背後から伝わる、今だ強い魔物の殺気を感じながら、凱はわずかに驚いた。

確かに倒したと思ったのだが、魔物の耐久力は、勇者の想定を上回るものだった。

「ここからが……ボクの本気だ!!アルサスでの二の舞にはならないよ!」

魔物の持つ気質が……いや、存在が変わったというべきか。

今までの陽気な殺気とは明らかに違う――明確な殺気へと転移(フェイズシフト)する!

魔物ヴォジャノーイは背中を丸めると、全身から「ぶしゅー」と粉末状の霧を放出した。

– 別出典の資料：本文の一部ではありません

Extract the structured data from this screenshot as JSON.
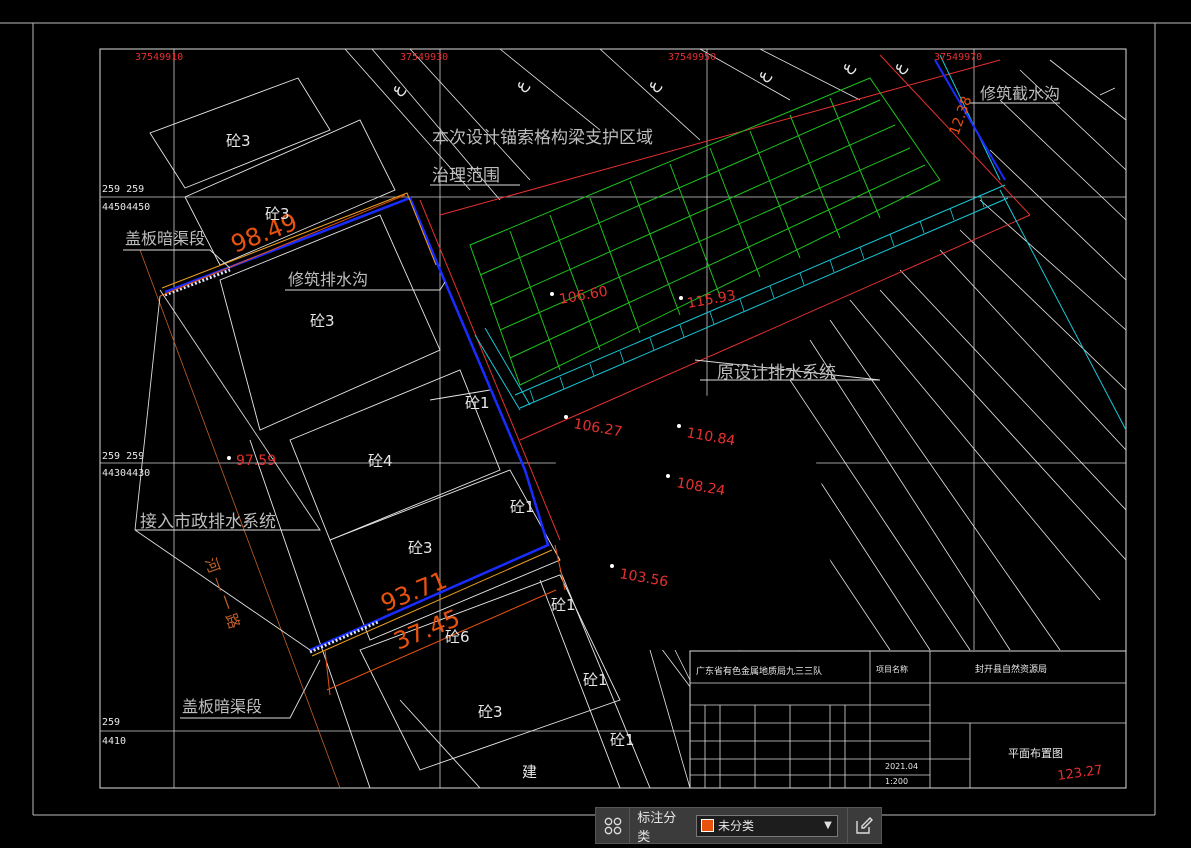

おそらく、ファイナルフュージョン過程のガイガーがEMトルネード(電磁竜巻)を放出し、組替中の無防備状態の機体を外敵から保護するのと同じように、あの魔物も強固な紫色の霧をらせん状にまとって、その身を保護しているのだろう。そうであれば、折れたままのアリファールでは魔物に損傷を与えることは不可能である。

にゅるり――何か舌らしきものが、紫の霧から這い出てきた。

「……………!?」

悲願達成のために魔物が人間社会に溶け込み、人間の姿を取ることは珍しい事ではない。現に機械文明の先兵である機械四天王が、素体となるべきターゲットに近づくべく、仮初の人の姿をとっていたのだ。そうやって人の心につけこみ、ストレスをエネルギーへ変換する『ゾンダーメタル』を人間にとりつかせ、魔物化させていた。

しかし、あの時「ティル=ナ=ファ」が語った魔物の本来の意義「世界をつくりかえる」こと――この世界の『遺物』から『純正物』に成り代わろうとするため。

人の世では異物――魔の時代では純正になるだろう、ヴォジャノーイの真の姿が再び凱の前で披露された。

「七戦鬼――妖蛙ヴォジャノーイ……ここからが本番だ!」

三度、ヴォジャノーイの攻撃が繰り出されようとしていた。










【独立交易自由都市・ブレア火山麓】










その頃――リサ達は――

「こっちだ!急げ!リサ」
「はい!ルーク!」

独立交易自由都市の全域で発令された魔物討伐冷。その捜索に当たっていた拠点防衛騎士団の一人から、有力な情報がもたらされた。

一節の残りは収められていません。